The layer charge density (LCD) of montmorillonite represents the permanent negative charge, its most important property. The LCD can be determined by two different methods, the structural formula method (SFM) and the alkylammonium method (AAM). Other methods of determining the LCD are calibrated against one or the other of these. The results of the two methods differ systematically: SFM values are larger than AAM values and the difference increases with increasing layer charge density.
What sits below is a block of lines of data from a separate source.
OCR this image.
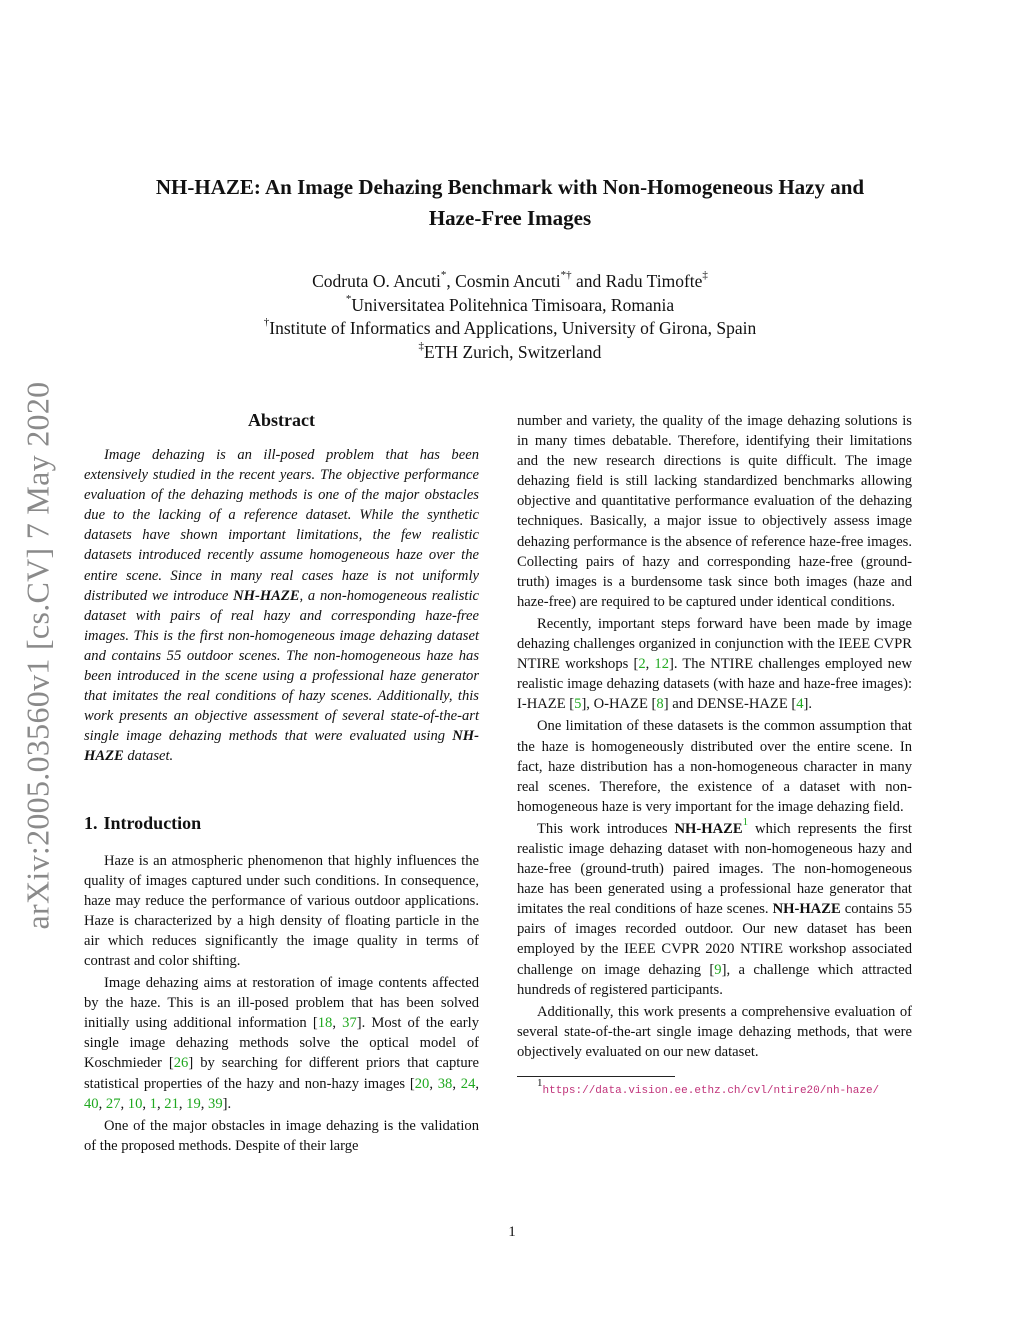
arXiv:2005.03560v1 [cs.CV] 7 May 2020
NH-HAZE: An Image Dehazing Benchmark with Non-Homogeneous Hazy and
Haze-Free Images
Codruta O. Ancuti*, Cosmin Ancuti*† and Radu Timofte‡
*Universitatea Politehnica Timisoara, Romania
†Institute of Informatics and Applications, University of Girona, Spain
‡ETH Zurich, Switzerland
Abstract

Image dehazing is an ill-posed problem that has been extensively studied in the recent years. The objective performance evaluation of the dehazing methods is one of the major obstacles due to the lacking of a reference dataset. While the synthetic datasets have shown important limitations, the few realistic datasets introduced recently assume homogeneous haze over the entire scene. Since in many real cases haze is not uniformly distributed we introduce NH-HAZE, a non-homogeneous realistic dataset with pairs of real hazy and corresponding haze-free images. This is the first non-homogeneous image dehazing dataset and contains 55 outdoor scenes. The non-homogeneous haze has been introduced in the scene using a professional haze generator that imitates the real conditions of hazy scenes. Additionally, this work presents an objective assessment of several state-of-the-art single image dehazing methods that were evaluated using NH-HAZE dataset.

1. Introduction

Haze is an atmospheric phenomenon that highly influences the quality of images captured under such conditions. In consequence, haze may reduce the performance of various outdoor applications. Haze is characterized by a high density of floating particle in the air which reduces significantly the image quality in terms of contrast and color shifting.

Image dehazing aims at restoration of image contents affected by the haze. This is an ill-posed problem that has been solved initially using additional information [18, 37]. Most of the early single image dehazing methods solve the optical model of Koschmieder [26] by searching for different priors that capture statistical properties of the hazy and non-hazy images [20, 38, 24, 40, 27, 10, 1, 21, 19, 39].

One of the major obstacles in image dehazing is the validation of the proposed methods. Despite of their large

number and variety, the quality of the image dehazing solutions is in many times debatable. Therefore, identifying their limitations and the new research directions is quite difficult. The image dehazing field is still lacking standardized benchmarks allowing objective and quantitative performance evaluation of the dehazing techniques. Basically, a major issue to objectively assess image dehazing performance is the absence of reference haze-free images. Collecting pairs of hazy and corresponding haze-free (ground-truth) images is a burdensome task since both images (haze and haze-free) are required to be captured under identical conditions.

Recently, important steps forward have been made by image dehazing challenges organized in conjunction with the IEEE CVPR NTIRE workshops [2, 12]. The NTIRE challenges employed new realistic image dehazing datasets (with haze and haze-free images): I-HAZE [5], O-HAZE [8] and DENSE-HAZE [4].

One limitation of these datasets is the common assumption that the haze is homogeneously distributed over the entire scene. In fact, haze distribution has a non-homogeneous character in many real scenes. Therefore, the existence of a dataset with non-homogeneous haze is very important for the image dehazing field.

This work introduces NH-HAZE$^1$ which represents the first realistic image dehazing dataset with non-homogeneous hazy and haze-free (ground-truth) paired images. The non-homogeneous haze has been generated using a professional haze generator that imitates the real conditions of haze scenes. NH-HAZE contains 55 pairs of images recorded outdoor. Our new dataset has been employed by the IEEE CVPR 2020 NTIRE workshop associated challenge on image dehazing [9], a challenge which attracted hundreds of registered participants.

Additionally, this work presents a comprehensive evaluation of several state-of-the-art single image dehazing methods, that were objectively evaluated on our new dataset.

$^1$https://data.vision.ee.ethz.ch/cvl/ntire20/nh-haze/
1
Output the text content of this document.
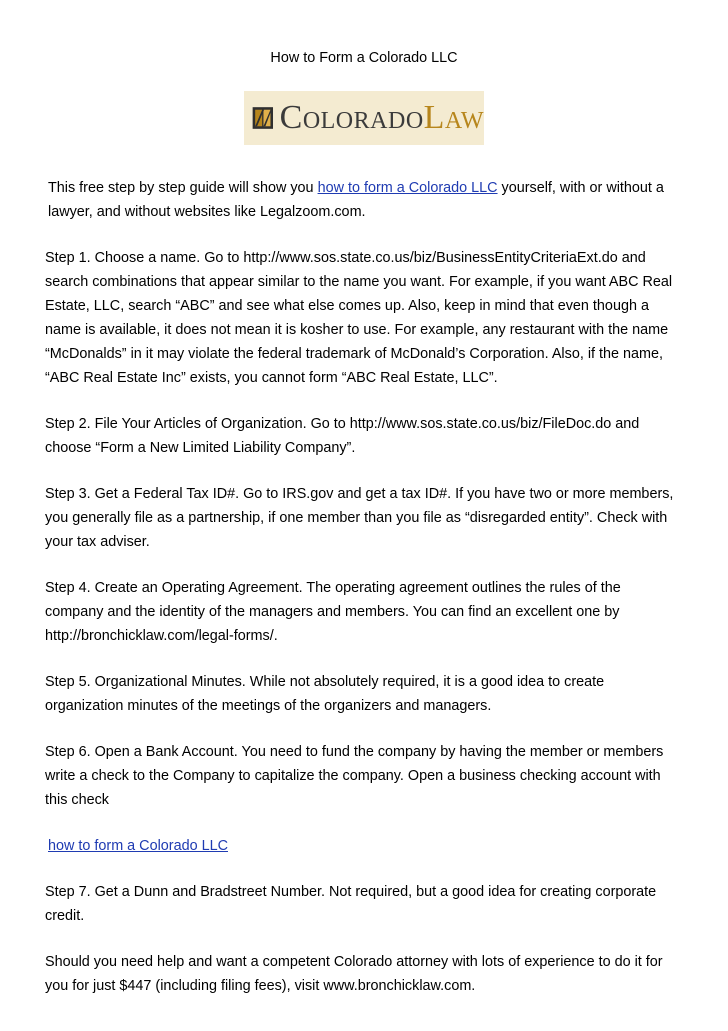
How to Form a Colorado LLC
Colorado Law

This free step by step guide will show you how to form a Colorado LLC yourself, with or without a lawyer, and without websites like Legalzoom.com.

Step 1. Choose a name. Go to http://www.sos.state.co.us/biz/BusinessEntityCriteriaExt.do and search combinations that appear similar to the name you want. For example, if you want ABC Real Estate, LLC, search “ABC” and see what else comes up. Also, keep in mind that even though a name is available, it does not mean it is kosher to use. For example, any restaurant with the name “McDonalds” in it may violate the federal trademark of McDonald’s Corporation. Also, if the name, “ABC Real Estate Inc” exists, you cannot form “ABC Real Estate, LLC”.

Step 2. File Your Articles of Organization. Go to http://www.sos.state.co.us/biz/FileDoc.do and choose “Form a New Limited Liability Company”.

Step 3. Get a Federal Tax ID#. Go to IRS.gov and get a tax ID#. If you have two or more members, you generally file as a partnership, if one member than you file as “disregarded entity”. Check with your tax adviser.

Step 4. Create an Operating Agreement. The operating agreement outlines the rules of the company and the identity of the managers and members. You can find an excellent one by http://bronchicklaw.com/legal-forms/.

Step 5. Organizational Minutes. While not absolutely required, it is a good idea to create organization minutes of the meetings of the organizers and managers.

Step 6. Open a Bank Account. You need to fund the company by having the member or members write a check to the Company to capitalize the company. Open a business checking account with this check

how to form a Colorado LLC

Step 7. Get a Dunn and Bradstreet Number. Not required, but a good idea for creating corporate credit.

Should you need help and want a competent Colorado attorney with lots of experience to do it for you for just $447 (including filing fees), visit www.bronchicklaw.com.
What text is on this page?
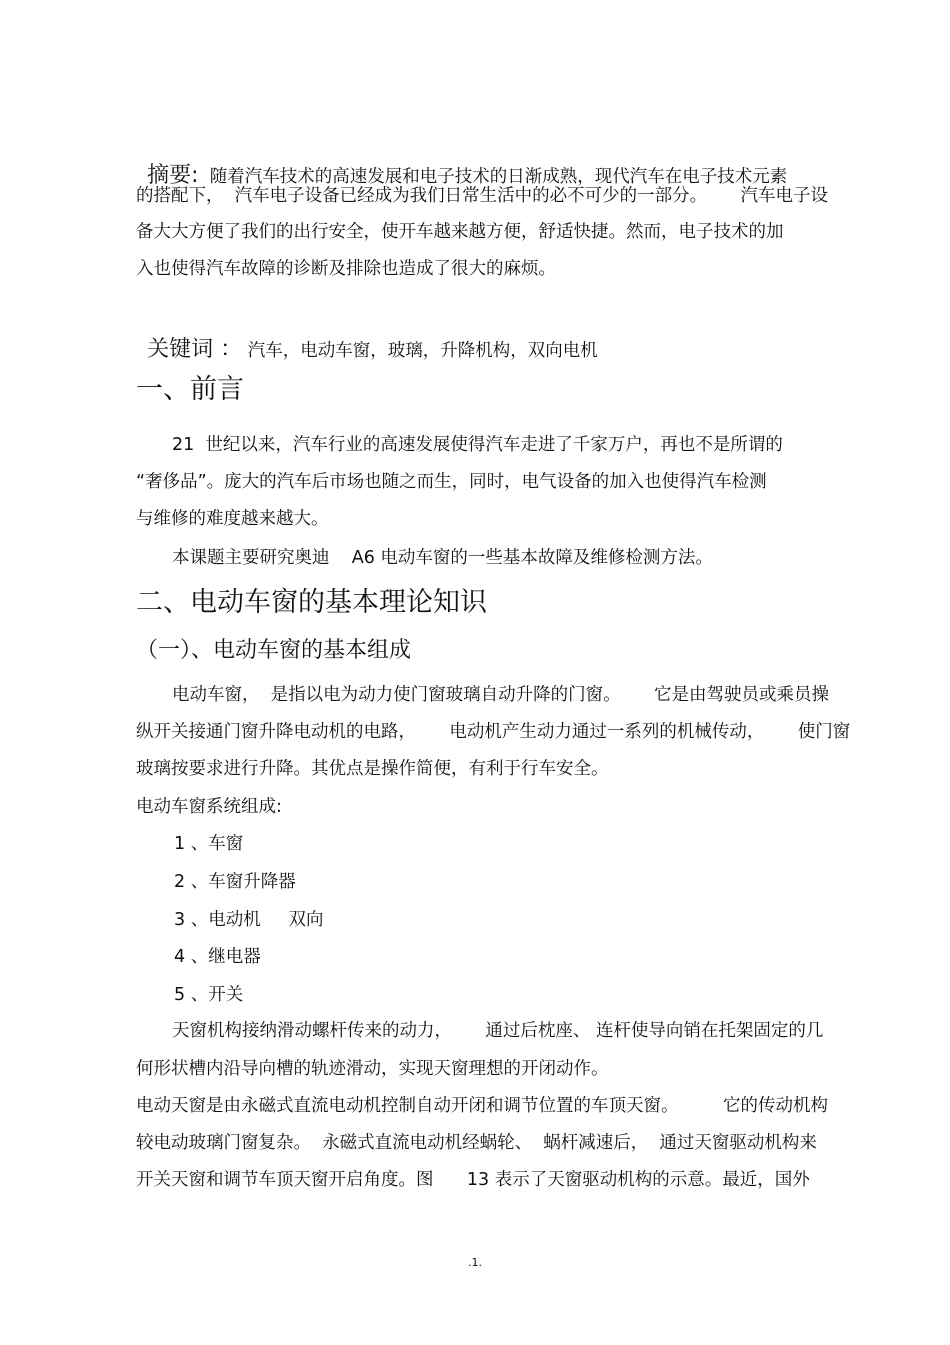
摘要: 随着汽车技术的高速发展和电子技术的日渐成熟，现代汽车在电子技术元素

的搭配下，  汽车电子设备已经成为我们日常生活中的必不可少的一部分。      汽车电子设
备大大方便了我们的出行安全，使开车越来越方便，舒适快捷。然而，电子技术的加
入也使得汽车故障的诊断及排除也造成了很大的麻烦。

关键词 ： 汽车，电动车窗，玻璃，升降机构，双向电机

一、前言
21  世纪以来，汽车行业的高速发展使得汽车走进了千家万户，再也不是所谓的
“奢侈品”。庞大的汽车后市场也随之而生，同时，电气设备的加入也使得汽车检测
与维修的难度越来越大。
本课题主要研究奥迪    A6 电动车窗的一些基本故障及维修检测方法。
二、电动车窗的基本理论知识
（一）、电动车窗的基本组成
电动车窗，  是指以电为动力使门窗玻璃自动升降的门窗。      它是由驾驶员或乘员操
纵开关接通门窗升降电动机的电路，      电动机产生动力通过一系列的机械传动，      使门窗
玻璃按要求进行升降。其优点是操作简便，有利于行车安全。
电动车窗系统组成:
1 、车窗
2 、车窗升降器
3 、电动机     双向
4 、继电器
5 、开关
天窗机构接纳滑动螺杆传来的动力，      通过后枕座、 连杆使导向销在托架固定的几
何形状槽内沿导向槽的轨迹滑动，实现天窗理想的开闭动作。
电动天窗是由永磁式直流电动机控制自动开闭和调节位置的车顶天窗。        它的传动机构
较电动玻璃门窗复杂。  永磁式直流电动机经蜗轮、  蜗杆减速后，  通过天窗驱动机构来
开关天窗和调节车顶天窗开启角度。图      13 表示了天窗驱动机构的示意。最近，国外
.1.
In the present study, the critical parameters of both methods were considered quantitatively in order to identify the most likely reason for the systematic difference. One particularly important argument against the validity of the SFM is that typical SFM values correspond to unrealistically large CEC values that have never been reported. In addition, SFM does not consider the variable charge which causes cations to be adsorbed to the outer surface (at pH >4). In contrast to minor constituents, which can of course also affect SFM values, the variable charge can explain only part of the systematic difference. The exchange of pure smectite samples with both Cu-trien and alkylammonium revealed the presence of non-exchangeable, non-structural cations (Na, K, Ca). These cations, together with 10% (or more) variable charge, may explain the differences in LCD values. The non-exchangeable, non-structural cations could stem from undetected traces of feldspar or volcanic glass. The present samples indicated that the systematic difference in LCD values between the two methods is related to the amount of non-exchangeable, non-structural cations only, indicating that the two LCD methods probe different features of smectites. Using the SFM on pure smectite provides a value for the total number of charges (permanent with and without fixed (= non-exchangeable, non-structural) cations plus variable charge). The AAM, on the other hand, provides the charge density of the exchangeable cations (without variable charge).